Senator John Kerry, an original co-sponsor and longtime supporter of the Employee Free Choice Act made the following statement on Tuesday following the vote on the Employee Free Choice Act:
“The Republicans who stood in the way of this bill insulted workers across our country, but we will keep fighting until the right to organize is free from obstacles and fairness is restored to this system,” Senator Kerry said. “Millions of Americans want to join a union, but corporate-funded illegal activity and fear tactics have stood in their way. Since day one, this Administration has been rolling back the clock on workers’ rights and turning a blind eye to its union-busting patrons.

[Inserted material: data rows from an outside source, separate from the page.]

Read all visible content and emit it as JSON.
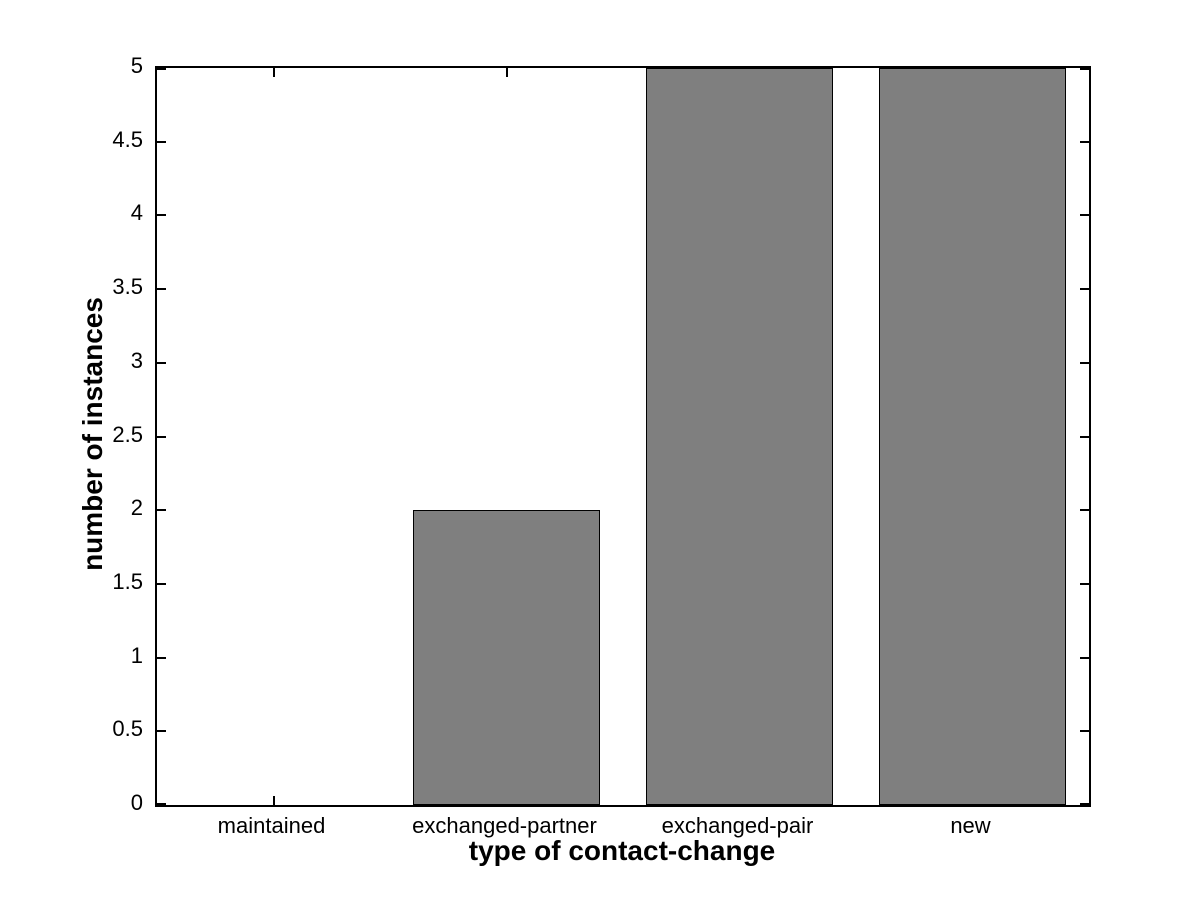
{
  "chart_data": {
    "type": "bar",
    "title": "",
    "xlabel": "type of contact-change",
    "ylabel": "number of instances",
    "categories": [
      "maintained",
      "exchanged-partner",
      "exchanged-pair",
      "new"
    ],
    "values": [
      0,
      2,
      5,
      5
    ],
    "ylim": [
      0,
      5
    ],
    "ytick_step": 0.5,
    "ytick_labels": [
      "0",
      "0.5",
      "1",
      "1.5",
      "2",
      "2.5",
      "3",
      "3.5",
      "4",
      "4.5",
      "5"
    ],
    "bar_width_fraction": 0.8,
    "bar_color": "#7f7f7f",
    "bar_edge_color": "#000000",
    "axis_color": "#000000",
    "background_color": "#ffffff",
    "grid": false,
    "legend_position": "none",
    "tick_direction": "in",
    "box": true
  }
}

We will restore balance to a broken labor system. I urge opponents of this bill to consider whether America’s workers deserve fair pay, health care and a stable retirement. We will fight to get this legislation back to the floor as soon as possible.”
The N.Y. Times also reported that “Republicans are already using the issue to help win corporate donations for the 2008 election.”
Labor leaders said they hope to build on this vote in future years, especially if a Democrat wins the presidency next year. The A.F.L.-C.I.O.’s president, John J. Sweeney, said, “Today’s vote shows that a majority of the United States Senate supports changing the law to restore working people’s freedom to make their own choice to join a union and bargain for a better life.”
Mitch McConnell, the Senate Republican leader, who had vowed to block the legislation, said, “By preserving the secret ballot in union organizing drives, Republicans made sure America’s 140 million workers are not intimidated or coerced into siding with either labor or management.”
And of course, “White House officials had vowed to veto the legislation,” given that Bush is a longtime recipient of the corporate dole.